Related: Ukraine mourns its fall as Zelenskiy says 1,300 soldiers were killed

“We have made it clear not only to Beijing but to every country in the world that if they think they can basically bail out Russia, they can give Russia a solution to the sanctions that we have imposed, they should expect something else because we will make sure that neither China nor can anyone else compensate Russia for these losses,” Sullivan told NBC.

He declined to outline what steps the United States might take, saying: “We will communicate this privately to China, as we have already done and will continue to do.”

Later, in response to reports that Moscow had asked Beijing for military equipment, the Chinese embassy in the US said that China’s top priority was to prevent the situation in Ukraine from spiraling out of control.

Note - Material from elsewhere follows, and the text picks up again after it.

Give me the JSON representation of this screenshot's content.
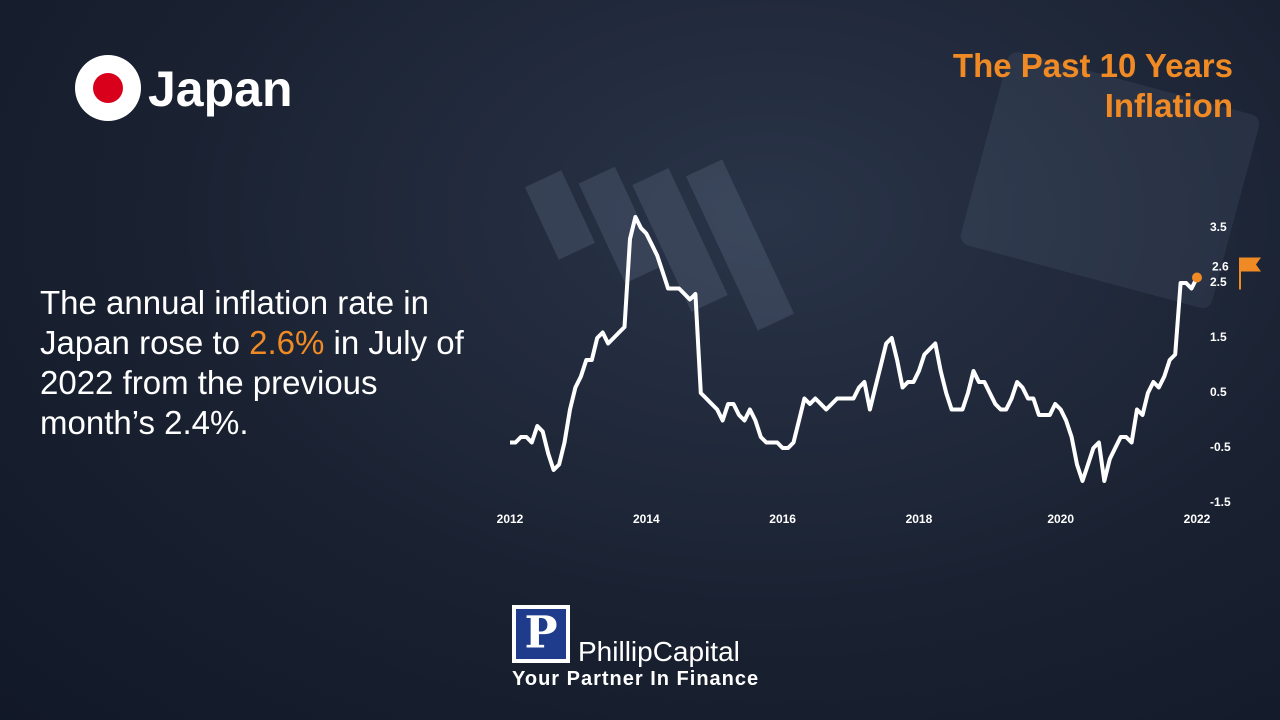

The economic fallout from the war in Ukraine has yet to register strongly in American polls. On CNN, Portman laid out a Republican line of attack, blaming Biden for not expanding oil drilling in the country. Biden has countered that US oil companies have not exploited existing permits.

A CBS poll found that 77% of Americans across the political spectrum are willing to pay more for gasoline as a result of sanctions to punish Russia. According to the survey, 69% said that economic pain now could be a wise protection against bigger problems in the future.

Americans largely believe that Russia has plans to invade other countries.